Content » Vol 99, Issue 4

Clinical Report

Modifiable Risk-factors for Keratinocyte Cancers in Australia: A Case-control Study

Lina Maria Serna-Higuita, Simone L. Harrison, Petra Buttner, Margaret Glasby, Beverly A. Raasch, Angelika Iftner, Claus Garbe, Peter Martus, Thomas Iftner
DOI: 10.2340/00015555-3107


Keratinocyte cancer is the most common malignancy in Caucasians. The aim of this study was to investigate risk-factors responsible for development of keratinocyte cancer in Australia. A case-control study was conducted, including 112 cases of squamous cell carcinoma (SCC), 95 cases of basal cell carcinoma (BCC) and 122 controls. Freckling during adolescence (SCC: odds ratio (OR) 1.04, p < 0.01; BCC: OR 1.05, p < 0.01), propensity to sunburn (SCC: OR 2.75, p = 0.01, BCC: OR 2.68 p = 0.01) and high cumulative sun-exposure (SCC: OR 2.43, p = 0.04; BCC: OR 2.36 p = 0.04) were independent risk-factors for both SCC and BCC. This study provides further evidence that a sun-sensitive phenotype and excessive sun-exposure during adulthood contribute to the risk of developing keratinocyte cancer. Wearing a hat, long-sleeved shirts, and sunscreen did not significantly reduce the risk of keratinocyte cancer in this study.

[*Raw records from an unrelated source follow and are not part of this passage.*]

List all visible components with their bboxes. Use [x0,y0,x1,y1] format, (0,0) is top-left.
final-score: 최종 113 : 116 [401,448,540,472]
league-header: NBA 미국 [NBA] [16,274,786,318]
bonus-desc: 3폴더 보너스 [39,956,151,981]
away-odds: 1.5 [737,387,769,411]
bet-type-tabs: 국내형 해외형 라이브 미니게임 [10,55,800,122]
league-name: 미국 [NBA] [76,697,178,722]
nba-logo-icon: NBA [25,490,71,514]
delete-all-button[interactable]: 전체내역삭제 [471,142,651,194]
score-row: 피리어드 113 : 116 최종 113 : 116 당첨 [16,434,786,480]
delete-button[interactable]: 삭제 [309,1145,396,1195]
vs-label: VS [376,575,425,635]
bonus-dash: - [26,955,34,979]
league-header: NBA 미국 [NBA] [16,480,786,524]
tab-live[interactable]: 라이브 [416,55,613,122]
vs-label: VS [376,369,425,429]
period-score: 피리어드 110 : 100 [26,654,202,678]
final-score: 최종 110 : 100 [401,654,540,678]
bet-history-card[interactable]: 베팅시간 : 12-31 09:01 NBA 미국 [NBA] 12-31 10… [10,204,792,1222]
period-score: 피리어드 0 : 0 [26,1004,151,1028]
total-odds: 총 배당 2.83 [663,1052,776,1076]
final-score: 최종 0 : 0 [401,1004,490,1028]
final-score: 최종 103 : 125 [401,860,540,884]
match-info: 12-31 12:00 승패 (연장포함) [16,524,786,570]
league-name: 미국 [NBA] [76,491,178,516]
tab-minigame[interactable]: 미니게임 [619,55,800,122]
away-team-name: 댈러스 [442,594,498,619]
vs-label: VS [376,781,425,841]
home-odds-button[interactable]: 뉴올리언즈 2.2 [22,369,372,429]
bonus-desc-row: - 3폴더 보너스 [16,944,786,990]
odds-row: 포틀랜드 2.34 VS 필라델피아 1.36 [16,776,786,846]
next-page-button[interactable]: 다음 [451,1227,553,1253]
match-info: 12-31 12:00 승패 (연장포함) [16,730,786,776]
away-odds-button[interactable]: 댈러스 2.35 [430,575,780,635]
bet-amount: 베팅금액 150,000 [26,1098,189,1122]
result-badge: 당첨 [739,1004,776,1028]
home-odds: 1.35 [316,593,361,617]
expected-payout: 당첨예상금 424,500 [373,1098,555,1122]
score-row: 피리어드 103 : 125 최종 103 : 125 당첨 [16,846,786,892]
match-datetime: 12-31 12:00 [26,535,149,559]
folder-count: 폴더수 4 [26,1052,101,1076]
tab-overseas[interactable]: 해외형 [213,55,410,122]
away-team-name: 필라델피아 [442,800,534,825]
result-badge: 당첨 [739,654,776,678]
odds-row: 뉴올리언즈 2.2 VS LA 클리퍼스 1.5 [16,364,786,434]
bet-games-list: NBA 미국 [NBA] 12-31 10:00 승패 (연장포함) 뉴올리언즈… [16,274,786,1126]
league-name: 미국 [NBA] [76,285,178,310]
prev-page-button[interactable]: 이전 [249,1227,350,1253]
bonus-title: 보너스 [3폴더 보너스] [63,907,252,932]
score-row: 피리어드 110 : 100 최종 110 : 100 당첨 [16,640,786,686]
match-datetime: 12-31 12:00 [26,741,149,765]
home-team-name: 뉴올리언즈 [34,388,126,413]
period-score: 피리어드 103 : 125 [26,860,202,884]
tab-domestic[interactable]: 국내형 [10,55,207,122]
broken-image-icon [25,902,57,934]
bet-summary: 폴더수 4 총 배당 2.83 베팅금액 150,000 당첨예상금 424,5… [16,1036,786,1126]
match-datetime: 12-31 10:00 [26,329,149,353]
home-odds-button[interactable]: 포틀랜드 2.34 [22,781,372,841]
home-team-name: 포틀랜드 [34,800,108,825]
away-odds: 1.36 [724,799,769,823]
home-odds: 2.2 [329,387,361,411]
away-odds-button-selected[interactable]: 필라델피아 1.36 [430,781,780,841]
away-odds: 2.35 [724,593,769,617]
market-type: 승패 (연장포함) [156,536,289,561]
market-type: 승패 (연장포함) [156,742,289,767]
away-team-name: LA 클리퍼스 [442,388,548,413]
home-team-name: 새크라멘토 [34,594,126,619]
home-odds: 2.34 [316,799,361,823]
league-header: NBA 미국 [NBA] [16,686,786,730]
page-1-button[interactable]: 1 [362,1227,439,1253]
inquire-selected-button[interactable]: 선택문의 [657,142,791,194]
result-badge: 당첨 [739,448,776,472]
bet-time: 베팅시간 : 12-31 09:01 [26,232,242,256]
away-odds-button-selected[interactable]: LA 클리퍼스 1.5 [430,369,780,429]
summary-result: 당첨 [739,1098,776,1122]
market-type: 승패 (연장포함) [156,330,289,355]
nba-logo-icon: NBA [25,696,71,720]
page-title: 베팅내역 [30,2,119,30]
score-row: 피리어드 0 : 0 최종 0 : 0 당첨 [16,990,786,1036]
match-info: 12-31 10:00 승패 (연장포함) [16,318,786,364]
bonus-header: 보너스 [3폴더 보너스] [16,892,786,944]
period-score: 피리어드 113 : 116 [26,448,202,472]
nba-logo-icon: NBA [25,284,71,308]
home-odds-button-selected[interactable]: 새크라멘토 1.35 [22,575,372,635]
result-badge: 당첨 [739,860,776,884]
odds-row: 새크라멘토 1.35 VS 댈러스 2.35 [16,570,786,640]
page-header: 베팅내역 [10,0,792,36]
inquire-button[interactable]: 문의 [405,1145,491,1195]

This study examined the complex interplay between environmental and host risk-factors for keratinocyte cancer. The results show that increasing age, lower academic qualifications, freckling during adolescence, solar lentiginous, propensity to sunburn and high-cumulative sun-exposure increase the risk of keratinocyte cancer.